Потом снова себя истязал мухаррам, погребенье стонало и пело в зимней безветренной чистоте нагорного парка, куда снизу вверх текли черные реки расставаний с убитыми, бесконечные реки, усеянные тысячами красных, в петлицах, гвоздик, и весь город был в черных знаменах, он ими укрылся, как единое похоронное тело. Сырость могил мешалась с танковой вонью солярки, а нам, безгласным свидетелям, все открылось до последних невидимых крох: отныне мы беззащитны. Центр сдал нас, как на живодерню собак. Это была его закатная политика — пусть уроды и чурки, да хоть бы и русские, до единого себя перережут в колониях, лишь бы не тронули партактив, худо-бедно позволявший удерживать земли. Чуть позже ничем не стесненное, ничего не стеснявшееся московское ханство похерило даже эту сверх меры циничную, но все-таки остаточно-имперскую линию; оно предательски избавлялось, отпихивая их, от территорий вместе с людьми — пропади они пропадом, у самих больше, чем нужно, говорящих по-русски, никто не давал клятву оберегать их от новых национальных владык. Спешу заявить, что не состою на довольствии у евразийцев-державников и нет у меня картавой спецвыгоды держаться за попугайский костюмчик разносчика слов, которыми полнится любой лево-правый листок, но могу побожиться: есть в этих словах своя правда, а если она оскорбительна — не читайте.
Российские события года вспоминаю сквозь пелену, они шли в стороне, стороной, а у меня собственных дел было по горло, одолевали предотъездные паника и маета.
Отменили шестую статью основного закона, февральская революция, ну и ладно, нас, убывающих, эта многопартийность уже не коснется.

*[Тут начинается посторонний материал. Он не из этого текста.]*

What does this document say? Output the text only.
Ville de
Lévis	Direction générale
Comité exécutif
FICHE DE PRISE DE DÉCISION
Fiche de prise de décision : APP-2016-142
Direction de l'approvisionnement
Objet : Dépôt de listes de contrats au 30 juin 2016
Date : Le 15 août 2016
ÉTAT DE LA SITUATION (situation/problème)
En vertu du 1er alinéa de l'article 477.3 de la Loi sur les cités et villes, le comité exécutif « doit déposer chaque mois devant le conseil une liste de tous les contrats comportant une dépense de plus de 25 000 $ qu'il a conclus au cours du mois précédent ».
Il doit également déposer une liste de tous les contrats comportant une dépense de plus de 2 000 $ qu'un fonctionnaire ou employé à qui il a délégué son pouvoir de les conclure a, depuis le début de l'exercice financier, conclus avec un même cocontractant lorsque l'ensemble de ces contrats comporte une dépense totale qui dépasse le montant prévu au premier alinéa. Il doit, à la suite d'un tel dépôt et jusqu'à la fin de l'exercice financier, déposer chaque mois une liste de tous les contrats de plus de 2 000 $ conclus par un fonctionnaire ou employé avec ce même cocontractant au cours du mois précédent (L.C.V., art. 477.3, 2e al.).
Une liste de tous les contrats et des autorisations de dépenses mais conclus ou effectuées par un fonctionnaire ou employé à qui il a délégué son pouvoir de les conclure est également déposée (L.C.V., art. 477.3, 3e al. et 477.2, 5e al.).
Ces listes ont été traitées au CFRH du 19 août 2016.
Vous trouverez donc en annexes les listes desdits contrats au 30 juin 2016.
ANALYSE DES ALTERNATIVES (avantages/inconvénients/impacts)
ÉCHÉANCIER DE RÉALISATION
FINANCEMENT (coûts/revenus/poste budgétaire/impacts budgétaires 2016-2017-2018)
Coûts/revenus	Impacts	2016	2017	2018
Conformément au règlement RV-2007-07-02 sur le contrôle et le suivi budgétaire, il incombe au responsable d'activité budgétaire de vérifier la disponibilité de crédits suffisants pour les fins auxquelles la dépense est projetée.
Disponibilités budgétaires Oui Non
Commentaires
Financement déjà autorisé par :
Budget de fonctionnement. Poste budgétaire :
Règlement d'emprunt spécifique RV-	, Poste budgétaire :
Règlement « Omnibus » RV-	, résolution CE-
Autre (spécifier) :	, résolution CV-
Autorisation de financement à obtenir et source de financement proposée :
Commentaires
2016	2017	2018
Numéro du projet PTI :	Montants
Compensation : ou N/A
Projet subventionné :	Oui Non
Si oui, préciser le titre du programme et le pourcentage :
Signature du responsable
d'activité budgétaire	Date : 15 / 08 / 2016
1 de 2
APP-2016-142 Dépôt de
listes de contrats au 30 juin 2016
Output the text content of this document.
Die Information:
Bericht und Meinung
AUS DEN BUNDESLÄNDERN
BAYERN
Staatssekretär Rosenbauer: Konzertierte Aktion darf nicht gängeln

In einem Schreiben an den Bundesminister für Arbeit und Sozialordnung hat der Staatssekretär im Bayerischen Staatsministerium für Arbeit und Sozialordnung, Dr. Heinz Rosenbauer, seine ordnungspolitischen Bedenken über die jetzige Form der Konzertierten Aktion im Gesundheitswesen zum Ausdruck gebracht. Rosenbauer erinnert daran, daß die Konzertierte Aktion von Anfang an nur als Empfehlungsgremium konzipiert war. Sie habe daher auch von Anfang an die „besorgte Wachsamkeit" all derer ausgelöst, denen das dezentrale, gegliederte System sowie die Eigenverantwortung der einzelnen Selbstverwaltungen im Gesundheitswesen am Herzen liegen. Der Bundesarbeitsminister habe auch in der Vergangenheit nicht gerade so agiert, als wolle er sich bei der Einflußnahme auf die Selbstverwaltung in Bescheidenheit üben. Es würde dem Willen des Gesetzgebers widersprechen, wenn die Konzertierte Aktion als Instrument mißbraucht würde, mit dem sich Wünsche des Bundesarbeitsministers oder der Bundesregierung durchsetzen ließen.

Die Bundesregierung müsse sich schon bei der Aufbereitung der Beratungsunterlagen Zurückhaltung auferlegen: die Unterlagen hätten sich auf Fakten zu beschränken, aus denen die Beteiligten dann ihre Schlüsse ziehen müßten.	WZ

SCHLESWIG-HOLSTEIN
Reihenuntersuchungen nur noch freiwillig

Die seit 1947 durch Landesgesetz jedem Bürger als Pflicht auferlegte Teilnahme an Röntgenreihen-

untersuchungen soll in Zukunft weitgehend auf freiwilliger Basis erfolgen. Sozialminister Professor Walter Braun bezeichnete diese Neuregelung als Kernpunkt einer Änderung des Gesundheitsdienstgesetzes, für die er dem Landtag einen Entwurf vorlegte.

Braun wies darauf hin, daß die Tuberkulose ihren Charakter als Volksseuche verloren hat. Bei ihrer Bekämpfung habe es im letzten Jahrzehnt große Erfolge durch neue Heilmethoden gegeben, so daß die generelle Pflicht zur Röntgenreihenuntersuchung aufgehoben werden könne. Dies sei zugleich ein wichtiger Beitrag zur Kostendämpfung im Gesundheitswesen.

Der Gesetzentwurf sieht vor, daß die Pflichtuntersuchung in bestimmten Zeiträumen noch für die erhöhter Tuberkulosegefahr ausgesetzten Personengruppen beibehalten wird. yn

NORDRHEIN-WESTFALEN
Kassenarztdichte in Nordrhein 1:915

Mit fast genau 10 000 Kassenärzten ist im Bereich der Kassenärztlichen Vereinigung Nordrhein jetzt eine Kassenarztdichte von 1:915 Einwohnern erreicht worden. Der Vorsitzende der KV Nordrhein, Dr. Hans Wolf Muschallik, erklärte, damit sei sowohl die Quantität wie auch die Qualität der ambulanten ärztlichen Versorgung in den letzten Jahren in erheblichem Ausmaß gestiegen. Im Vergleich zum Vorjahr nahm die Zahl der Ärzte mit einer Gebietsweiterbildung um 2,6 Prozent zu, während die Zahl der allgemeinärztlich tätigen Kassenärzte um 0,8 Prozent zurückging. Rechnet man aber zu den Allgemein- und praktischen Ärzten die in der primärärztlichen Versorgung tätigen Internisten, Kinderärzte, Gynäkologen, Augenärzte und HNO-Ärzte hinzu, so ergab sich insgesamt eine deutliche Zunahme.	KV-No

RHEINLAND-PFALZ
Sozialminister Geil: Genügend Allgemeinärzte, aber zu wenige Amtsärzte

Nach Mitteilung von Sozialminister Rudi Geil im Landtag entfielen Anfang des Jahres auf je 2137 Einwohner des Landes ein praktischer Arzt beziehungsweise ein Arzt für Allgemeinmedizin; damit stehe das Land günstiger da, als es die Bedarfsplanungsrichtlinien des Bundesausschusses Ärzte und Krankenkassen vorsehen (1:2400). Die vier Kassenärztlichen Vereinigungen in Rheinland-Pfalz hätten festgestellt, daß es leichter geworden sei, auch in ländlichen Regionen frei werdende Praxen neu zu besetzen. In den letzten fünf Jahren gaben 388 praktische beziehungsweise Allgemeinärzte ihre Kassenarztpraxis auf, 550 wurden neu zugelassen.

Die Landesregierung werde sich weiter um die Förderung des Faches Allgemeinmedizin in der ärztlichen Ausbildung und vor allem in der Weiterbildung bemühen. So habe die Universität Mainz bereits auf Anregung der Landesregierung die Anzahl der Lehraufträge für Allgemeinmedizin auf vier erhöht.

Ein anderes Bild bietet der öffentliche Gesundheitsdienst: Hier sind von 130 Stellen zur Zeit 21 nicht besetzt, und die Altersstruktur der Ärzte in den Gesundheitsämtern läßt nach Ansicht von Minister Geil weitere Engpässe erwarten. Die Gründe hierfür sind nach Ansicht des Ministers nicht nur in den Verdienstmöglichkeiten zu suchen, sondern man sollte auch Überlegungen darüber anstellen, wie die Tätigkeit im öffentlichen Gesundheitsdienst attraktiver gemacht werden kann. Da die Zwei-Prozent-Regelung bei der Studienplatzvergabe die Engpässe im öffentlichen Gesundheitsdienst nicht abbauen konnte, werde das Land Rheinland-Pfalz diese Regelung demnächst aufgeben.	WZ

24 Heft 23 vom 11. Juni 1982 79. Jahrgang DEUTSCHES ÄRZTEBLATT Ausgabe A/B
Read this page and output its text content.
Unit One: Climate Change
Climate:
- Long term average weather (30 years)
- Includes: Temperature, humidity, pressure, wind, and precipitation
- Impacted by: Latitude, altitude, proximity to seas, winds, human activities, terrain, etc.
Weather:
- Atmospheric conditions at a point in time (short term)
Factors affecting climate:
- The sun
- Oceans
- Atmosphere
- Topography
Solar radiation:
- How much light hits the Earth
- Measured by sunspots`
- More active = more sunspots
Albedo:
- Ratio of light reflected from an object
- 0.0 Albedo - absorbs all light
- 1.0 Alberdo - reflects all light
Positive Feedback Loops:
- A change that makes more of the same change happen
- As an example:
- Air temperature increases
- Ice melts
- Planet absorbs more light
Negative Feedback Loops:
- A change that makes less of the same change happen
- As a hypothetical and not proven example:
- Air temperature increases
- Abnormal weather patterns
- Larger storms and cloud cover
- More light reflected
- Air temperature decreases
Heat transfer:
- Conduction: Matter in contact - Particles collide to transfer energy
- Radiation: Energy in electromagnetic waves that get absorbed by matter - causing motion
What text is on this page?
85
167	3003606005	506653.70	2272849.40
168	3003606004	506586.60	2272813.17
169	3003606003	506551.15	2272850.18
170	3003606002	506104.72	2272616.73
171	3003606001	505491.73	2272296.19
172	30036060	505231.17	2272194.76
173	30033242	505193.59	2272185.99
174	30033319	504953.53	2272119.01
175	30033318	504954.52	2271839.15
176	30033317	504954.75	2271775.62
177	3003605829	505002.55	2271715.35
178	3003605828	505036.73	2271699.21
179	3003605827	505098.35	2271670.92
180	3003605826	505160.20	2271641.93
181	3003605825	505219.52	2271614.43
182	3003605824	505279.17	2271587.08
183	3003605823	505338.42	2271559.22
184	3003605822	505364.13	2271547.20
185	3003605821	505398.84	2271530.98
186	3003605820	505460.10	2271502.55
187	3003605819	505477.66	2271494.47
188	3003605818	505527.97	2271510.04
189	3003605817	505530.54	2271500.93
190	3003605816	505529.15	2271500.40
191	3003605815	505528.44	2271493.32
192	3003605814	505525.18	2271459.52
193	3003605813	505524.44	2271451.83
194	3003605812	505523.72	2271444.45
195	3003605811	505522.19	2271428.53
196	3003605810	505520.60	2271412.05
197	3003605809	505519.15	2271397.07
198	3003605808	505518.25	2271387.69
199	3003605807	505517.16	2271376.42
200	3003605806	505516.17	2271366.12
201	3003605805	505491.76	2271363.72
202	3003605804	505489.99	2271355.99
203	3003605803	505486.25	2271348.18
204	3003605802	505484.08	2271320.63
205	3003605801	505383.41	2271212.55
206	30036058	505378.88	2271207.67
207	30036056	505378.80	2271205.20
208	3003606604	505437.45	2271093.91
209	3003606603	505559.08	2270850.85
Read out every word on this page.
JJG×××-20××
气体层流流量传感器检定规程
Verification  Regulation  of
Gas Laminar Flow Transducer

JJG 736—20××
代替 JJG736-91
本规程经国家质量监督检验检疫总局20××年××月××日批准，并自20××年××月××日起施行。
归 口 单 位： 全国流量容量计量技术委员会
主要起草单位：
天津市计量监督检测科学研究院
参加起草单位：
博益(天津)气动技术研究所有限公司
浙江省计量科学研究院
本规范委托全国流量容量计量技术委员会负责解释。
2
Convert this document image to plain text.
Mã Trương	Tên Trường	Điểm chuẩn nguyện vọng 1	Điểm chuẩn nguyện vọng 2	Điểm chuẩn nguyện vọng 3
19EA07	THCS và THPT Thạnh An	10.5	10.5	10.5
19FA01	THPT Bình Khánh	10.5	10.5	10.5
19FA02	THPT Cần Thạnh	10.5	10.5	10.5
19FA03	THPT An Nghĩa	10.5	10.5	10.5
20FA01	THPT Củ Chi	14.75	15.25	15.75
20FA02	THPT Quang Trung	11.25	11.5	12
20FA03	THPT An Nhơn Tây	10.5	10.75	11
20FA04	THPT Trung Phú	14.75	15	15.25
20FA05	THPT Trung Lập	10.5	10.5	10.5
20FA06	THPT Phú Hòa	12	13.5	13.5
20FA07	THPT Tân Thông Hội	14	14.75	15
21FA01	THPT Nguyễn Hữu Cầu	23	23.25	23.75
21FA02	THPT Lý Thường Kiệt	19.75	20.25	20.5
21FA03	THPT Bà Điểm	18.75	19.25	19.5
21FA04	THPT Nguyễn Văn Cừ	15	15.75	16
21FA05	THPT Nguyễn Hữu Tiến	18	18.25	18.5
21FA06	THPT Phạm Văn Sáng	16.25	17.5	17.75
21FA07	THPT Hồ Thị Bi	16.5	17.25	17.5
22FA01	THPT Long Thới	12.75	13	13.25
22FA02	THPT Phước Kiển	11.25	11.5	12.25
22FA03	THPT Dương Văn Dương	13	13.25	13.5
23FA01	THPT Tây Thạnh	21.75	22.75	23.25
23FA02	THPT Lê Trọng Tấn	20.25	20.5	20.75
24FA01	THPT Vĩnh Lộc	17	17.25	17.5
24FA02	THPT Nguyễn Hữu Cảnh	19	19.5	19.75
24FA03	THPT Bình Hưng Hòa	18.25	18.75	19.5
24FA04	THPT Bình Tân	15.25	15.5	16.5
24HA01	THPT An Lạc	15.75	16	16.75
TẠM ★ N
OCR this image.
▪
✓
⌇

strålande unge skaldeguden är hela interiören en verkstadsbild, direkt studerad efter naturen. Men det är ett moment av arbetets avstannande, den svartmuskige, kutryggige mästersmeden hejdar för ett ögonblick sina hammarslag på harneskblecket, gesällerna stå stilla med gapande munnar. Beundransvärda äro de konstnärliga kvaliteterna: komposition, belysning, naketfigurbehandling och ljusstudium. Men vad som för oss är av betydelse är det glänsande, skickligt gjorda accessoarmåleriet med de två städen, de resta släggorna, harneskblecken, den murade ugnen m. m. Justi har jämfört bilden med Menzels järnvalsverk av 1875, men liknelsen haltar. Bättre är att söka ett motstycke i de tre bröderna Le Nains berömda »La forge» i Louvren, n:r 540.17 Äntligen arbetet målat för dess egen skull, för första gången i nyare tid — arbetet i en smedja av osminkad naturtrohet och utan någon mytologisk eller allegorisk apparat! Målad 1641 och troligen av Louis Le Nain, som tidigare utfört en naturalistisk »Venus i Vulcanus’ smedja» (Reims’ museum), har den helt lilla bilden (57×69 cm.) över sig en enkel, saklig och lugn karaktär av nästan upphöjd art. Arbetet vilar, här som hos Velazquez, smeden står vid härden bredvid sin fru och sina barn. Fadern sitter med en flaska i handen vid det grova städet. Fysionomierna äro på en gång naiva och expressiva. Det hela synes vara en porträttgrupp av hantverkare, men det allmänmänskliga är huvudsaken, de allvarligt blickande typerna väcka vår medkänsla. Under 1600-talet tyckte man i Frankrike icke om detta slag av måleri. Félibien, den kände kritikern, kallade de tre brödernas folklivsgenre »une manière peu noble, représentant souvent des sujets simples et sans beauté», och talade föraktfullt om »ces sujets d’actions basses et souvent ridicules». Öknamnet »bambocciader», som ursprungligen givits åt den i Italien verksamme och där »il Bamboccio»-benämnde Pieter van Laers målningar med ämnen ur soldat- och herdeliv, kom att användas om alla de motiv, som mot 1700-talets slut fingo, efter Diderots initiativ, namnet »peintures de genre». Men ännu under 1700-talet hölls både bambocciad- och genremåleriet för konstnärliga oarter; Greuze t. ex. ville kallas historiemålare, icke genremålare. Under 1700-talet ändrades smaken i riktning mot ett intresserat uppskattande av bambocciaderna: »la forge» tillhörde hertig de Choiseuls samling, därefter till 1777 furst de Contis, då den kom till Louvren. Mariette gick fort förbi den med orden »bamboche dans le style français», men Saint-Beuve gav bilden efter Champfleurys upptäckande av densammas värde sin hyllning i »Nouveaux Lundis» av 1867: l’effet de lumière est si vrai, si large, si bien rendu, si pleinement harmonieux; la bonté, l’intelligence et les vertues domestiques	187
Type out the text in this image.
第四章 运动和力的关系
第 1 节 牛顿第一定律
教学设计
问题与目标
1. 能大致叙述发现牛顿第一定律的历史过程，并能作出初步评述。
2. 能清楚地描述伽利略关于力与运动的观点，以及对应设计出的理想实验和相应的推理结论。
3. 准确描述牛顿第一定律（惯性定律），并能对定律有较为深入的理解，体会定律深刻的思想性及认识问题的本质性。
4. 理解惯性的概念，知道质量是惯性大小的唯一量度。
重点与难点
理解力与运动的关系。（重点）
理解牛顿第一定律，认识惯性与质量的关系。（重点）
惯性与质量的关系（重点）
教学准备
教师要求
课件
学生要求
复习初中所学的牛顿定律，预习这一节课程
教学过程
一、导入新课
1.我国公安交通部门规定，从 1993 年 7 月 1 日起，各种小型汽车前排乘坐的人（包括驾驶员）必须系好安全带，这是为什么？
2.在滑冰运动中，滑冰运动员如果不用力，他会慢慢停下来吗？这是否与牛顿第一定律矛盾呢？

Весть о талонном распространении ценностей в обеих великодержавных столицах, об очередях, пандемически созванных Провидением к еще одному накопленью пустот (недоставало, как уверяли, всего, и реестр убытков якобы впечатлял безызъянным захватом сектора «Б»), окраина встретила с неподдельным злорадством: мы давно уж читали по Брайлю в ладонях и пальцах подслеповатые карточки продовольствия, но и эти абонементы в оперу нищих через раз удавалось опредметить съестным. Талоны на масло не гарантировали бутерброда, ибо простой продукт надлежало еще изловить — презирая обыденность, он почти не лежал в магазинах, отказавшись повиноваться даже билетикам всеобщего уравнения. Уже немножко поеденный и, будто влагой рождения, окропленный слюной высших сил, он изменчивым счастьем падал из иногда разжимавшихся ртов распределительной экономики, и стоявшие снизу, кому его удавалось поймать близ прилавков, встречали наживу ликующим гласом «Эвойе!», а остальные смотрели на них сквозь дырки невозвратного сыра. Общество равных возможностей вновь залучили в наши края недородами тертые старушки-пенсионерки, ставшие герольдами эгалитарного детства. Безраздельные арендаторы времени, они деннонощно выслеживали дату продуктовых завозов, оповещая дворы и усадьбы, станицы и хаты, и люди всем миром сходились в торговые точки, где через каких-нибудь часа полтора (в песочных хронометрах осыпалось уставшее время) им доставался говяжий, мороженый кус на матерой, в пол-общего веса кости и чуть оплывающий, с изжелто-солоноватою поволокой брус крестьянского масла. Кус и брус — иначе не вспоминаю. Московские страсти вокруг еды и другого снабжения показались мне преувеличенными: я невозбранно там покупал отменную ряженку, сладкую творожную массу, пышный, полусонно вздыхающий хлеб, самовитый, как местное меткое слово, пирог, даже, если не заблуждаюсь, американский табак — все не так было плохо у центрального пункта, возле красного сердца, но автохтоны меня могут оспорить, конечно.
В столице по доступным якобы ценам учредили McDonald’s, приятного аппетита, вряд ли успею стрескать до вылета. Ростропович с Вишневской восстановлены в советском гражданстве, рад за обоих, бешеному тщеславию этих людей отныне не будет предела в отечестве.